Melissa Fleming, head of communications and chief spokesperson for the United Nations High Commissioner for Refugees (UNHCR), says with the return of Taliban rule to Afghanistan, many Afghan women are desperate to leave the country.
“Fearing a return to the dark days, many Afghan women are desperate to leave. Only a fraction will succeed, leaving millions at the mercy of the new regime,” Ms Fleming said.
Ms Fleming, who stated this on Friday in an article titled Why we will continue to press for educating Afghan girls said the dreams of millions of Afghan girls could be in jeopardy due to the recent takeover by the Taliban.
She said that Afghan girls’ access to education will be adopted as a key indicator in assessing the Taliban commitment to human rights.

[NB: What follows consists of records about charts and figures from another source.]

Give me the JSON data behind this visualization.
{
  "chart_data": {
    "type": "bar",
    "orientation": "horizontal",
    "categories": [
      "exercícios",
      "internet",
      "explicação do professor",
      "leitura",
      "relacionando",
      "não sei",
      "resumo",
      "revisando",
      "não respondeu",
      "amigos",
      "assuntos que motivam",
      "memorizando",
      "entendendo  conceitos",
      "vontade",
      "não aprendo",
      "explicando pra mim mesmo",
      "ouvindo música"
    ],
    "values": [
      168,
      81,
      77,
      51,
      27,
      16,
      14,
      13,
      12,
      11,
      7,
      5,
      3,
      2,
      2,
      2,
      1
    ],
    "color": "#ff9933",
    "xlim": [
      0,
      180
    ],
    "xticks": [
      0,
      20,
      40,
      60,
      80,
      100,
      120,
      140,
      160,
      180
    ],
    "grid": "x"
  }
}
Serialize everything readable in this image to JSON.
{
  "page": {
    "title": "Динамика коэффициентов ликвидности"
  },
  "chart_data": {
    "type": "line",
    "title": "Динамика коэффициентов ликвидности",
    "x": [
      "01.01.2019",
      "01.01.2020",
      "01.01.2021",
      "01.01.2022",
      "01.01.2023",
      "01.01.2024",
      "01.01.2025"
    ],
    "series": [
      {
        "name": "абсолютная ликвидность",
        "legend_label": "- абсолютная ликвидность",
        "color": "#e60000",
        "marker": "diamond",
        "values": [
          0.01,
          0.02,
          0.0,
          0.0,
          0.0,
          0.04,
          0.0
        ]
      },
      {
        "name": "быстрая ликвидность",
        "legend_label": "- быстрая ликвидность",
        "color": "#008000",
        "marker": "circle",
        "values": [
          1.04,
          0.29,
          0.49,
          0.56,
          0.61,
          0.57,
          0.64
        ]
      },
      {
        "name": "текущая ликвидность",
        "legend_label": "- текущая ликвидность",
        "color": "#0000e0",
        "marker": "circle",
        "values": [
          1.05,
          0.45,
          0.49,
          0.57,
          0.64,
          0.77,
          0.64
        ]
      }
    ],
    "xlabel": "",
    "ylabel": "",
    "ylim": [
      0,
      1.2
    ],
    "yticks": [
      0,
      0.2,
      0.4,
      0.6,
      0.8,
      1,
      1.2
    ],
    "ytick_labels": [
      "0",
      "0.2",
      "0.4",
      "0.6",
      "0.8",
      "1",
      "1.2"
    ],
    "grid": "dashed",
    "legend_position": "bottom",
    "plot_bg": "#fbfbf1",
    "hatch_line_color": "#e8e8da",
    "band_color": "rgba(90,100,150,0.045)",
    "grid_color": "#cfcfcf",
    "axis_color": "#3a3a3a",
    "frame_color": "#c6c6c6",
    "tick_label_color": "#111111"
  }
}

“The Taliban has made statements in recent days pledging to uphold the rights of women to work and of girls to go to school. The world is watching closely.
“Girls’ access to all levels of education will be taken as a key indicator of the Taliban’s commitment to human rights. And as UN rights chief Michelle Bachelet has warned, those and other hard-won women’s rights are “fundamental red lines,” not to be crossed,” she said.

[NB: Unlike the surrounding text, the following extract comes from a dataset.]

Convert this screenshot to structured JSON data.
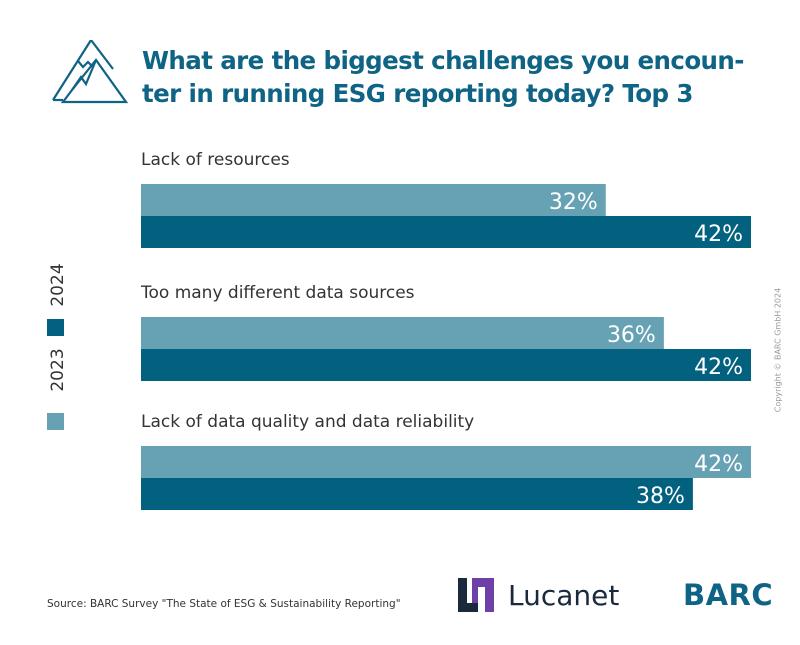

Reflecting on the misrule of the Taliban government between 1996 and 2001, when women and girls were denied education, the UN spokeswoman said the world could not afford to have an Afghan government that would ban girls and women from studying.
She restated the United Nations commitment not to stop supporting Afghan girls’ education, one that has been on for over a decade since 2004 when a new constitution laid down the right to free education for all citizens, women inclusive.

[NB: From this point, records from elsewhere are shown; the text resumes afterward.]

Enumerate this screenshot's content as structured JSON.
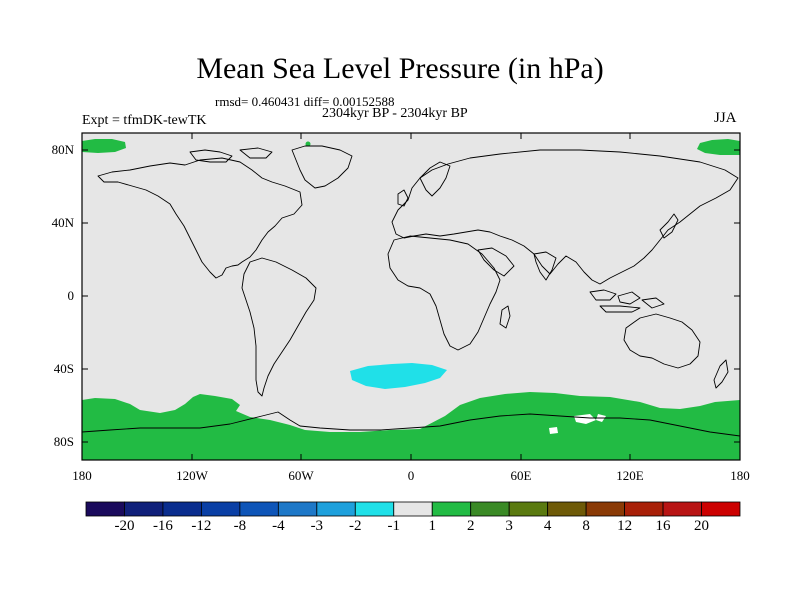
{
  "title": "Mean Sea Level Pressure (in hPa)",
  "stats": "rmsd= 0.460431 diff= 0.00152588",
  "period": "2304kyr BP - 2304kyr BP",
  "experiment": "Expt = tfmDK-tewTK",
  "season": "JJA",
  "lat_ticks": [
    "80N",
    "40N",
    "0",
    "40S",
    "80S"
  ],
  "lon_ticks": [
    "180",
    "120W",
    "60W",
    "0",
    "60E",
    "120E",
    "180"
  ],
  "colorbar": {
    "labels": [
      "-20",
      "-16",
      "-12",
      "-8",
      "-4",
      "-3",
      "-2",
      "-1",
      "1",
      "2",
      "3",
      "4",
      "8",
      "12",
      "16",
      "20"
    ],
    "colors": [
      "#1a0a5c",
      "#10207a",
      "#0a2d8e",
      "#0a3fa5",
      "#0e55b8",
      "#1e78c8",
      "#1ea0dc",
      "#20e0e8",
      "#e6e6e6",
      "#22bb44",
      "#3a8a26",
      "#5a7a10",
      "#6e5a08",
      "#8a3a06",
      "#a82008",
      "#b81414",
      "#cc0000"
    ]
  },
  "colors": {
    "neutral_fill": "#e6e6e6",
    "positive_fill": "#22bb44",
    "negative_fill": "#20e0e8"
  }
}
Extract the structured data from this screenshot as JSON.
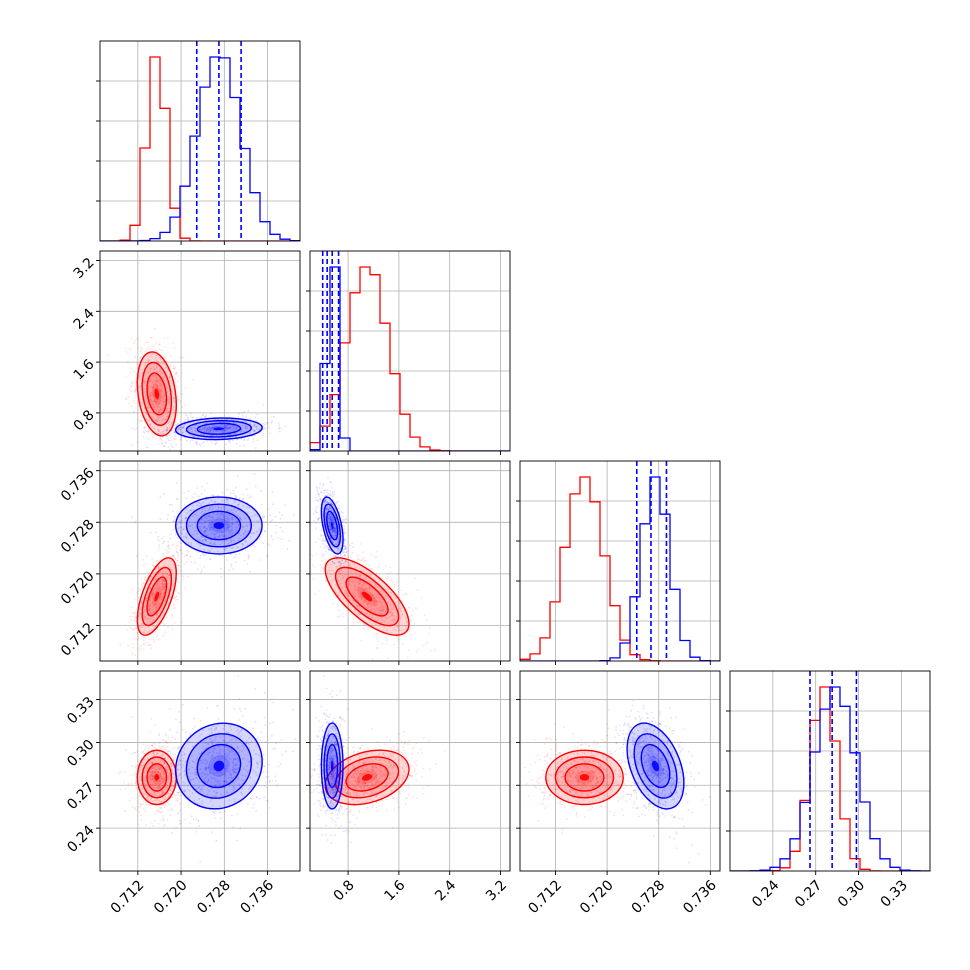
{
  "chart_data": {
    "type": "corner",
    "grid": true,
    "colors": {
      "red": "#ff0000",
      "blue": "#0000ff"
    },
    "parameters": [
      {
        "id": "p0",
        "range": [
          0.705,
          0.742
        ],
        "ticks": [
          "0.712",
          "0.720",
          "0.728",
          "0.736"
        ]
      },
      {
        "id": "p1",
        "range": [
          0.2,
          3.35
        ],
        "ticks": [
          "0.8",
          "1.6",
          "2.4",
          "3.2"
        ]
      },
      {
        "id": "p2",
        "range": [
          0.7065,
          0.7375
        ],
        "ticks": [
          "0.712",
          "0.720",
          "0.728",
          "0.736"
        ]
      },
      {
        "id": "p3",
        "range": [
          0.21,
          0.35
        ],
        "ticks": [
          "0.24",
          "0.27",
          "0.30",
          "0.33"
        ]
      }
    ],
    "series": [
      {
        "color": "red",
        "mean": [
          0.7155,
          1.1,
          0.7165,
          0.2755
        ],
        "sd": [
          0.0018,
          0.33,
          0.003,
          0.0095
        ],
        "corr": {
          "0-1": -0.25,
          "0-2": 0.6,
          "1-2": -0.7,
          "0-3": 0.0,
          "1-3": 0.3,
          "2-3": 0.0
        }
      },
      {
        "color": "blue",
        "mean": [
          0.727,
          0.55,
          0.7275,
          0.2835
        ],
        "sd": [
          0.004,
          0.085,
          0.0022,
          0.015
        ],
        "corr": {
          "0-1": 0.1,
          "0-2": 0.0,
          "1-2": -0.5,
          "0-3": 0.1,
          "1-3": 0.0,
          "2-3": -0.4
        }
      }
    ],
    "quantile_lines": {
      "color": "blue",
      "values": [
        [
          0.7229,
          0.727,
          0.7311
        ],
        [
          0.4,
          0.47,
          0.55,
          0.65
        ],
        [
          0.7246,
          0.7268,
          0.7292
        ],
        [
          0.266,
          0.2815,
          0.2985
        ]
      ]
    }
  }
}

However, after the Taliban ousted the government of President Ashraf Ghani, uncertainty has continued to surround the continuance of education of the Afghan girl child.
Recall that Afghan athlete Zakia Khudadadi in August said she felt imprisoned after the country’s paralympic committee said there was no chance for her and another female athlete to participate at the Tokyo 2020 Paralympic Games.
Ms Khadadadi would have been her country’s first female competitor at a Paralympic Game.